So a while ago my friend who just started using RStudio and is a bit overexcited about working with data told me about getting all your spotify data is totally doable, all you gotta do is email spotify. Follow the link here for more details:

Spotify will email your data in a zip format in JSON files. I use the jsonlite package in R to read the data in.

urlspot = ""

spot0 = jsonlite::read_json(paste(urlspot,"StreamingHistory0.json", sep = ""), simplifyVector = T)

spot1 = jsonlite::read_json(paste(urlspot,"StreamingHistory1.json", sep = ""), simplifyVector = T)

spot = rbind(spot0, spot1)

The data is pretty straightforward: the time the track ended streaming, artist and track name, and the milliseconds it was listened to.

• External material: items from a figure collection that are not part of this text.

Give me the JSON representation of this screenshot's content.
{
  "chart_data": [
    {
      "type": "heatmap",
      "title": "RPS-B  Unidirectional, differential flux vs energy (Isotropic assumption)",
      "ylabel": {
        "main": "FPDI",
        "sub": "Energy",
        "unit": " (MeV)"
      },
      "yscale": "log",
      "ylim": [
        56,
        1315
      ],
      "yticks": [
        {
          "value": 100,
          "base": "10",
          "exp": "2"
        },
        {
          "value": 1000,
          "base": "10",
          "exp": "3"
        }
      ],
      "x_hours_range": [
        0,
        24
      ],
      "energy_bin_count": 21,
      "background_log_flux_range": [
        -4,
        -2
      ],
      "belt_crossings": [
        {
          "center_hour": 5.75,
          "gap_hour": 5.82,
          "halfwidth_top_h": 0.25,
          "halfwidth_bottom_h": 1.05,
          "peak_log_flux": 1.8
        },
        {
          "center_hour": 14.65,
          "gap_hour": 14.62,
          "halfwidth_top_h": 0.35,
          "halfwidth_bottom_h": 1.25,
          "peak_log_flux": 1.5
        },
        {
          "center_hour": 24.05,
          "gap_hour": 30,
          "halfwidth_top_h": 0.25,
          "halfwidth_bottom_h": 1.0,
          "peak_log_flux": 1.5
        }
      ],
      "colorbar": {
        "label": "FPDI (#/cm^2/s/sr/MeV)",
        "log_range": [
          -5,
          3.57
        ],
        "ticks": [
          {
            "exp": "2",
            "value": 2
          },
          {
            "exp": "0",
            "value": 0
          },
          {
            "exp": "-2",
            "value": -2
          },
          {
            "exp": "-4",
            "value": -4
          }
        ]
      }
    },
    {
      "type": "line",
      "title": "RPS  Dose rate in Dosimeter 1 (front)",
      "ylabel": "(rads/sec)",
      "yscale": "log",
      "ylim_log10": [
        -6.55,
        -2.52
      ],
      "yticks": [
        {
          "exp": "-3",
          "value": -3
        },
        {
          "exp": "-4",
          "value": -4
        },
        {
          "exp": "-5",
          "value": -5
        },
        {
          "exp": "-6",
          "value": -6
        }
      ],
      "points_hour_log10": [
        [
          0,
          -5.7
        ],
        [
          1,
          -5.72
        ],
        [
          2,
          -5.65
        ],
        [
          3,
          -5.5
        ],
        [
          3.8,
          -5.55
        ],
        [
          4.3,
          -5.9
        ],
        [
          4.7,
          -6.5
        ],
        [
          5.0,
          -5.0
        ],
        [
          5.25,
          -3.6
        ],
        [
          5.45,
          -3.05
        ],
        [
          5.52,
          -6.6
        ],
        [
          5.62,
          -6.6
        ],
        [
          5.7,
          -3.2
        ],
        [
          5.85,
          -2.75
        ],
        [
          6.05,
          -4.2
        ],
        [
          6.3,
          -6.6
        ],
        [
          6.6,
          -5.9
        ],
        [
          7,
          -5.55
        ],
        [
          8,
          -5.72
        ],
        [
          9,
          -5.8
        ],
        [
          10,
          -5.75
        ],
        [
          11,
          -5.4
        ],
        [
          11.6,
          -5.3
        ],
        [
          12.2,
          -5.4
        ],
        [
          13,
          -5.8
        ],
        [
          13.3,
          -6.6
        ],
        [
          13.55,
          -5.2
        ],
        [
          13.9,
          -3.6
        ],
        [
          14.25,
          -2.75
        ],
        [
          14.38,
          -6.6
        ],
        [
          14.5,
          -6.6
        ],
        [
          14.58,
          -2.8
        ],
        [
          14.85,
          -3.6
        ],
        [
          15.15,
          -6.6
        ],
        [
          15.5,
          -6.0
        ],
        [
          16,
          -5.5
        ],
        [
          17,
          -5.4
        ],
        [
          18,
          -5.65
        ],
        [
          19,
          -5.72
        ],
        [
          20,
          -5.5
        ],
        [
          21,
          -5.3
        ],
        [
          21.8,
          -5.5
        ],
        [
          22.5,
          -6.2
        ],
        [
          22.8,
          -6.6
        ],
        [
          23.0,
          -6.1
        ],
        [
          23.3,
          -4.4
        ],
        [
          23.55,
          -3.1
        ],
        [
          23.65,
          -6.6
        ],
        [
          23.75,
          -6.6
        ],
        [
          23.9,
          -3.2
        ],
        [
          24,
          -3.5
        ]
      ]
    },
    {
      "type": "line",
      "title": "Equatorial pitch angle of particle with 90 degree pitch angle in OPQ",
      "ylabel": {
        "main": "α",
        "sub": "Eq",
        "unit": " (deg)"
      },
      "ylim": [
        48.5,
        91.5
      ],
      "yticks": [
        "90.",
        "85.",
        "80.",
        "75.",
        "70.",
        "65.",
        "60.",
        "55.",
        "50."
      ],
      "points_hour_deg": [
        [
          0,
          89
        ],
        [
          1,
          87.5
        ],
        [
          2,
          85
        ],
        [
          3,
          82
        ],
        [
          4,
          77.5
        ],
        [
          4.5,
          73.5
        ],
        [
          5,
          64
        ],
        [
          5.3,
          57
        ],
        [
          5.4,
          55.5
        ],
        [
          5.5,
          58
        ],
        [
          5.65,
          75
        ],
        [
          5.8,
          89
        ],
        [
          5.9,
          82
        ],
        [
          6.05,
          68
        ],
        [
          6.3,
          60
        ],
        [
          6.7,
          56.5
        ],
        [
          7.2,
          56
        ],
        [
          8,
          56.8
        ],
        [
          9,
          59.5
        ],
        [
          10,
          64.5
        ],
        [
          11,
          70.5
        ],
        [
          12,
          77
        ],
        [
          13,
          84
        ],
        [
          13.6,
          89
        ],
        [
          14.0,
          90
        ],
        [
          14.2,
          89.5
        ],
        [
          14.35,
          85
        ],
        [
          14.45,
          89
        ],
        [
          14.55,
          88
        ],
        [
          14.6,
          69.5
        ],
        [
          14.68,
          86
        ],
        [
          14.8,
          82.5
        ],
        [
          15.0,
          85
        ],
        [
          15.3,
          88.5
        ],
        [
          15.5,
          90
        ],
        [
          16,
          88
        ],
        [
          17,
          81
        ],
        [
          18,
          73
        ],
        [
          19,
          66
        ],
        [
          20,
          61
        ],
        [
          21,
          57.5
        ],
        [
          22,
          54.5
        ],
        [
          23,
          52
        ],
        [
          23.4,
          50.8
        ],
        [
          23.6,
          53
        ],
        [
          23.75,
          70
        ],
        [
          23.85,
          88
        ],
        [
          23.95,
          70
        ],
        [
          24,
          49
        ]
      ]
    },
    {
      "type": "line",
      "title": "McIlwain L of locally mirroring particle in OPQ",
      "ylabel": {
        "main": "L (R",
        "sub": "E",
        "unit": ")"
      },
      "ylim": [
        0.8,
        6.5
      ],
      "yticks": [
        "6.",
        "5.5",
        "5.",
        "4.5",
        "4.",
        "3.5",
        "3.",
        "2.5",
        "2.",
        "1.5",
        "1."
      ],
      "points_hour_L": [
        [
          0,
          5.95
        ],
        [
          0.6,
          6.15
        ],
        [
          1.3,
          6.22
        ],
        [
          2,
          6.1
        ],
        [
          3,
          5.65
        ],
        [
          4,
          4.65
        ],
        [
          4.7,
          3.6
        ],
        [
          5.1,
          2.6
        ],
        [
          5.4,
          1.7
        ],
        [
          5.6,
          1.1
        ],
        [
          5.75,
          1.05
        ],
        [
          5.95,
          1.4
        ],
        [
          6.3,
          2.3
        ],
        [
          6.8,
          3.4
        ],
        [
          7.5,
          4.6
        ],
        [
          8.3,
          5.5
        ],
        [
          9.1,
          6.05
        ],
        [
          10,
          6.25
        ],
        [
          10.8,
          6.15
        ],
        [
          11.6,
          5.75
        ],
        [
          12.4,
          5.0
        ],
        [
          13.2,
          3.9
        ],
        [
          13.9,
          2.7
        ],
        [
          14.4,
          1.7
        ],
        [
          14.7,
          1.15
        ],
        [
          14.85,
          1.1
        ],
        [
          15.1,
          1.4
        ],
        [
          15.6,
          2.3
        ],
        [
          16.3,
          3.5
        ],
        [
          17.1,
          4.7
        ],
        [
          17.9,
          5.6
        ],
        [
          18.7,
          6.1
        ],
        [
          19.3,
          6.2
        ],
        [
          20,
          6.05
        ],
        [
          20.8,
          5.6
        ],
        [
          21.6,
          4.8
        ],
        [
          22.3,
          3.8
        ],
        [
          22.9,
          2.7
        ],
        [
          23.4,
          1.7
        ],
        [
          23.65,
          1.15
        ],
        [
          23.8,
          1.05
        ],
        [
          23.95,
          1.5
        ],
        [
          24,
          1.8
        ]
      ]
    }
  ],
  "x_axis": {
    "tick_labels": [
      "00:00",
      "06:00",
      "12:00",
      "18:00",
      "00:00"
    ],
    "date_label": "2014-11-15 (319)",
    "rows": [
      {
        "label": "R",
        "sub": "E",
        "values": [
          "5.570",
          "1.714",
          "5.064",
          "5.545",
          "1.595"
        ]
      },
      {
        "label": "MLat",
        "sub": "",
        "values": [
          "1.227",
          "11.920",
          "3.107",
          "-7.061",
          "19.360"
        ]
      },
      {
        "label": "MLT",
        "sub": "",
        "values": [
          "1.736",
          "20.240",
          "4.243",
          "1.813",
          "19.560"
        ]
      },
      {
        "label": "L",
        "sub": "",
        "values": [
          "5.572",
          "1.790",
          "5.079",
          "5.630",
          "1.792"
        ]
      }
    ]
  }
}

I’ll use shiny to visualise my streaming trends.

using lubridate to get end times

spot$end_time = as.POSIXct(strptime(spot$endTime, "%Y-%m-%d %H:%M"))
spot$date = date(spot$end_time)
spot$month = month(spot$date, label = T)

customm = function(date){
  temp = strsplit(date, ' ') %>% unlist
  temp2 = temp[2]
spot$only_time = parse_time(sapply(spot$endTime, customm))
my_seconds <- period_to_seconds(hms(spot$only_time))
myIntervals <- c("0 AM - 6 AM", "6 AM - 12 PM", "12 PM - 6 PM", "6 PM - 0 AM")
spot$interval <- myIntervals[findInterval(my_seconds, c(0, 6, 12, 18, 24) * 3600)]

##I want to group by interval, trackName, sum up the milliseconds, and get highest milisecond for each interval arrranged by trackname

interval_artist = spot %>% group_by(interval, trackName) %>% summarise(s = sum(msPlayed)) %>% arrange(-s) %>% top_n(20, s)

For shiny documents/chunks, make sure cache = FALSE. Markdown can’t cache shiny stuff since the reactive function already does that.

Shiny can be used to create some pretty interactive visualisations. I wanted to see what kind of music I listen to monthly, and what times. A simple if-else clause in your ggplot can simplify visualisation according to user specification.